Ada Lovelace (1815-1852) is generally credited with being the first computer programmer: specifically, after Charles Babbage wrote down the plans for his Analytical Engine (which Britannica calls "a general-purpose, fully program-controlled, automatic mechanical digital computer"), Lovelace wrote down a set of instructions that would allow the machine to calculate the "numbers of Bernoulli" (for discussion, see here and here). Suw Charman-Anders gives an overview of the episode and some surrounding historical controversy in "Ada Lovelace: A Simple Solution to a Lengthy Controversy" (Patterns, October, 9, 2020, volume 1, issue 7).
The historical controversy is whether Lovelace really truly deserves credit for the program, or whether her contemporaries who gave her credit for doing so were just being chivalrous to a fault (and perhaps being generous to the only daughter of Lord Byron and his wife). For example:
In a letter to Michael Faraday in 1843, Babbage referred to her as “that Enchantress who has thrown her magical spell around the most abstract of Sciences and has grasped it with a force which few masculine intellects (in our own country at least) could have exerted over it”. Sophia De Morgan, who had tutored the young Lovelace, and Michael Faraday himself were both impressed with her understanding of Babbage’s Analytical Engine. Augustus De Morgan, Sophia’s husband and another of Lovelace’s tutors, described her as having the potential, had she been a man, to become “an original mathematical investigator, perhaps of first-rate eminence” ...
Apparently, some modern writers have pored over what remains of the imprecisely dated correspondence between Lovelace and her tutor Augustus de Morgan, and decided that Lovelace didn't know enough math to have written the program. (Personally, I shudder to think of what judgments would be reached about my own capabilities if I was judged by the questions I sometimes felt the need to ask!) But Charman-Anders makes a persuasive case that the whole controversy is based in a mis-dating of Lovelace's mathematical education in general and her correspondence with de Morgan in particular; that is, critics of Lovelace were mistakenly treating early questions she asked her tutor as if they were questions asked several years later.

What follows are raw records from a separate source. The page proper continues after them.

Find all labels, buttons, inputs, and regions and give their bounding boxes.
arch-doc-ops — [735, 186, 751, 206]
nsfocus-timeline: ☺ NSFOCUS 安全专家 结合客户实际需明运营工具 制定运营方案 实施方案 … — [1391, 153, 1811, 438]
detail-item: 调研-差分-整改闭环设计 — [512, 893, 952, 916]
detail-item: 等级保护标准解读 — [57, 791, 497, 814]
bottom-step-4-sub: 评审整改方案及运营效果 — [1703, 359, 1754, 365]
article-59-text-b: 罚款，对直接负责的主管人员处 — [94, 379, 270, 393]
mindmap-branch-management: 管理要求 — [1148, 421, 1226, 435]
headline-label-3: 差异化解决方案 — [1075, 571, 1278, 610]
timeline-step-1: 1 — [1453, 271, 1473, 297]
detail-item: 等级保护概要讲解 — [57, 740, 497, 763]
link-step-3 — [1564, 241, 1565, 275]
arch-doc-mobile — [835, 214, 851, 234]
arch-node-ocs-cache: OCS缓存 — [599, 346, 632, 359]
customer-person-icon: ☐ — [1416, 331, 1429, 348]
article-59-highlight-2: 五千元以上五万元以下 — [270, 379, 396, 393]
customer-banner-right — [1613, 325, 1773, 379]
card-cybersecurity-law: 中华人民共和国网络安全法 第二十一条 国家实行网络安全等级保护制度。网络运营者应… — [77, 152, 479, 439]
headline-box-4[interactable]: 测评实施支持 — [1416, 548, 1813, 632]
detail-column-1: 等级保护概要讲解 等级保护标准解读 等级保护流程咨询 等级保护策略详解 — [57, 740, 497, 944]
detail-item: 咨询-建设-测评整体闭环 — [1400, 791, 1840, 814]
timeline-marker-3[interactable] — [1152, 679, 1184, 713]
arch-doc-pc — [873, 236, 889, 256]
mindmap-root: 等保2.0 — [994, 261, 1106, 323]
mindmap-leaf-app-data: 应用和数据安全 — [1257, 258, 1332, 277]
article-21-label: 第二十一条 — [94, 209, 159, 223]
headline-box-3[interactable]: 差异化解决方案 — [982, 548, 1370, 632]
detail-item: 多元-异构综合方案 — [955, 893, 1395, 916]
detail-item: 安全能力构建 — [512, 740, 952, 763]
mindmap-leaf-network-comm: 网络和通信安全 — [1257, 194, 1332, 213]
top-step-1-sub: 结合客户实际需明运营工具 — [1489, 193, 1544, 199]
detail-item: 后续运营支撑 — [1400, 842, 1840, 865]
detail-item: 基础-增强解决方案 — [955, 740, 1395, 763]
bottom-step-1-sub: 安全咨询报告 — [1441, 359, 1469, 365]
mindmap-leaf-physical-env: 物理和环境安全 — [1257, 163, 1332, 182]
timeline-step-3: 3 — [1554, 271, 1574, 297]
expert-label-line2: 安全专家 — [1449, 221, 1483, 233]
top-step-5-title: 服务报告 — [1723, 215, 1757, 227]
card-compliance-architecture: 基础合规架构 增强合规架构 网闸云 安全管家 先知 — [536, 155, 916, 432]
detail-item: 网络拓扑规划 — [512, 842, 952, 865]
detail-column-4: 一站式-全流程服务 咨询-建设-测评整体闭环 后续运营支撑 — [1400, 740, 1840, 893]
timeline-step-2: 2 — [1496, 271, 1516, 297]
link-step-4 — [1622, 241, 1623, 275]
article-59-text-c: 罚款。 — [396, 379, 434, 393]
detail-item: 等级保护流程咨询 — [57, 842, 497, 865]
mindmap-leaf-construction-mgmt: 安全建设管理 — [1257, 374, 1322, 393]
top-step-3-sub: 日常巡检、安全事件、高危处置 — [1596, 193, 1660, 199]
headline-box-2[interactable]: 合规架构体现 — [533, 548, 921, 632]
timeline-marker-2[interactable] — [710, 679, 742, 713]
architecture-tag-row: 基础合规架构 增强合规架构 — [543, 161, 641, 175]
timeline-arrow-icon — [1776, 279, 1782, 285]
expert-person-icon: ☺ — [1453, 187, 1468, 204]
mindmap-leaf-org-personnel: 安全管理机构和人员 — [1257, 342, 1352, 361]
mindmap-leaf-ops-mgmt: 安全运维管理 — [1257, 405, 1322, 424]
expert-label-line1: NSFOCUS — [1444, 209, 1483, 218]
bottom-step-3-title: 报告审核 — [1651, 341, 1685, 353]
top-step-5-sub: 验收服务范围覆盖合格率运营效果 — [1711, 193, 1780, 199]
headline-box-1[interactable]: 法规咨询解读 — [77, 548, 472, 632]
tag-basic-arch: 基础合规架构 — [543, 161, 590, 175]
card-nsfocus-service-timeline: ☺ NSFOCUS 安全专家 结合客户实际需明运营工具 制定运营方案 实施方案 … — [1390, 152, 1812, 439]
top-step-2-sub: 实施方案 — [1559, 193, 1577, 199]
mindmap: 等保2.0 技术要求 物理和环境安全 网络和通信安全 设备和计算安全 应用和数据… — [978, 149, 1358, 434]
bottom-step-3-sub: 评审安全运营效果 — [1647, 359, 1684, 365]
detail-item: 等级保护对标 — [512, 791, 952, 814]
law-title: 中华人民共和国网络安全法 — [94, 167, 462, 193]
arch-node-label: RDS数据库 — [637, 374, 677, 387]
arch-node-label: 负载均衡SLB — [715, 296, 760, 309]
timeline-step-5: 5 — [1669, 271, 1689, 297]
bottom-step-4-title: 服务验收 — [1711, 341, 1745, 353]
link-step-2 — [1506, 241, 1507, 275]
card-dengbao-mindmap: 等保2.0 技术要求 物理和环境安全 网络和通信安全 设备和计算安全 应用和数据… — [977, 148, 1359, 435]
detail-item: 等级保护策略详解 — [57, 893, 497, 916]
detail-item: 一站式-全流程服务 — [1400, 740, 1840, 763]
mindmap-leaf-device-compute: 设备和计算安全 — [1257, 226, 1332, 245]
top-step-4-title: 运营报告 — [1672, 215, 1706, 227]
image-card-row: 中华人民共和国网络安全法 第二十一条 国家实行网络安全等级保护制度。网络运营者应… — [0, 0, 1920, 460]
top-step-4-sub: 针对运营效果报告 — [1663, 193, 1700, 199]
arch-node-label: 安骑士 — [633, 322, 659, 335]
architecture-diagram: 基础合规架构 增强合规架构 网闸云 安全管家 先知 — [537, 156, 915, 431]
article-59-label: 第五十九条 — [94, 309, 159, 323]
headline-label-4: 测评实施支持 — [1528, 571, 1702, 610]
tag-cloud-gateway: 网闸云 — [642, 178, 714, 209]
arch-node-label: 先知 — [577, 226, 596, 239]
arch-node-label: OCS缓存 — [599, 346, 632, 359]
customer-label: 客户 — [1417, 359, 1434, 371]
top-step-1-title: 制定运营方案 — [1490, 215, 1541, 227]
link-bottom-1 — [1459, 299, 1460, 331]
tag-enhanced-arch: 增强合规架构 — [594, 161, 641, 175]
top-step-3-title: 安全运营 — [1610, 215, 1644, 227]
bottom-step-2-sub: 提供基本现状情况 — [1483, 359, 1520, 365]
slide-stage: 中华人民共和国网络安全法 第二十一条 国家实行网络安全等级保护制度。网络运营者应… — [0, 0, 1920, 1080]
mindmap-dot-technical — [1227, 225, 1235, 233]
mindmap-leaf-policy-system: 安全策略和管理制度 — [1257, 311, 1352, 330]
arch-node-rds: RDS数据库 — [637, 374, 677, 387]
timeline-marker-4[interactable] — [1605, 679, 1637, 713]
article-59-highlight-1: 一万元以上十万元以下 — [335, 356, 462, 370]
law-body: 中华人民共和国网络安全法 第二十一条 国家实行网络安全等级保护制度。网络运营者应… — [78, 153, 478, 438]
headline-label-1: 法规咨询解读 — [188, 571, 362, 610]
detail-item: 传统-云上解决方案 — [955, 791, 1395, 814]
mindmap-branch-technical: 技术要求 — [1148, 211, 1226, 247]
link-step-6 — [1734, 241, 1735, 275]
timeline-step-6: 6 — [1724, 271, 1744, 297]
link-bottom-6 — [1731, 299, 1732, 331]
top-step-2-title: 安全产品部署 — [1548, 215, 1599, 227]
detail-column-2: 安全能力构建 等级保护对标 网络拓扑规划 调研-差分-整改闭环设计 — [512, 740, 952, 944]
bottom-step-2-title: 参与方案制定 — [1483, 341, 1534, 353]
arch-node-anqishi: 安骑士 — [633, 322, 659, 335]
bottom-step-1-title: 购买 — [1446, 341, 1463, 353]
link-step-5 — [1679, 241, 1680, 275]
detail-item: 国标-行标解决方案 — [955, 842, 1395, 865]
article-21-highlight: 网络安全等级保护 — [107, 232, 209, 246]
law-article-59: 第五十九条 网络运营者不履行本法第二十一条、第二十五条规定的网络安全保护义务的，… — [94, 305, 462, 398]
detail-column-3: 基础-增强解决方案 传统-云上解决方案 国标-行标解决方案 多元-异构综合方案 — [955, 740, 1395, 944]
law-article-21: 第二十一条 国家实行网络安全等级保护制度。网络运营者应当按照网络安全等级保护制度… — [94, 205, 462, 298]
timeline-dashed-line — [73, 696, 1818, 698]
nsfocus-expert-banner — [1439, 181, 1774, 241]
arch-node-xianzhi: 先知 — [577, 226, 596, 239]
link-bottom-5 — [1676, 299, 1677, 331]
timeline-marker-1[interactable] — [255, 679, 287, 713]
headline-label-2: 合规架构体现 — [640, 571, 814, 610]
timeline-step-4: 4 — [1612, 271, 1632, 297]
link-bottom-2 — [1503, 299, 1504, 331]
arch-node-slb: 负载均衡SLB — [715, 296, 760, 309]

For me, the more interesting point that Charman-Anders makes is to emphasize that writing a computer program was its own conceptual breakthough. There had long been mechanical computing machines, where you plugged in a problem and it spit out an answer. But the breakthrough from Lovelace was to see that the Babbage's Analytical Engine could be viewed a set of rules for working out new results; indeed, Lovelace hypothesized that such a machine could write music based on a set of rules. Charman-Anders writes (quotations in first paragraph from Lovelace's 1843 notes, footnotes omitted):
Although Lovelace was the first person to publish a computer program, that wasn’t her most impressive accomplishment. Babbage had written snippets of programs before, and while Lovelace’s was more elaborate and more complete, her true breakthrough was recognizing that any machine capable of manipulating numbers could also manipulate symbols. Thus, she realized, the Analytical Engine had the capacity to calculate results that had not “been worked out by human head and hands first,” separating it from the “mere calculating machines” that came before, such as Babbage’s earlier Difference Engine. Such a machine could, for example, create music of “any degree of complexity or extent”, if only it were possible to reduce the “science of harmony and of musical composition” to a set of rules and variables that could be programmed into the machine. ...
While calculating devices have a long history, the idea that a machine might be able create music or graphics was contrary to all experience and expectation. Lovelace and her peers would have been familiar with the artifice of the automaton, clockwork machines which looked and acted like humans or animals but were driven by complex arrangements of cams and levers. And indeed, Babbage is said to have owned one called the Silver Lady, which could “bow and put up her eyeglass at intervals, as if to passing acquaintances”. But the Analytical Engine would have been in a category all its own.
One of the biggest leaps the human mind can make is extrapolating from current capabilities to future possibilities. The “art of the possible”, as it has been called, is an essential skill for innovators and entrepreneurs, but envisioning an entirely new class of machine is something for which few people have the capacity. Babbage’s design for the Analytical Engine was astounding, but none of his peers seemed to truly grasp its meaning. None except Lovelace.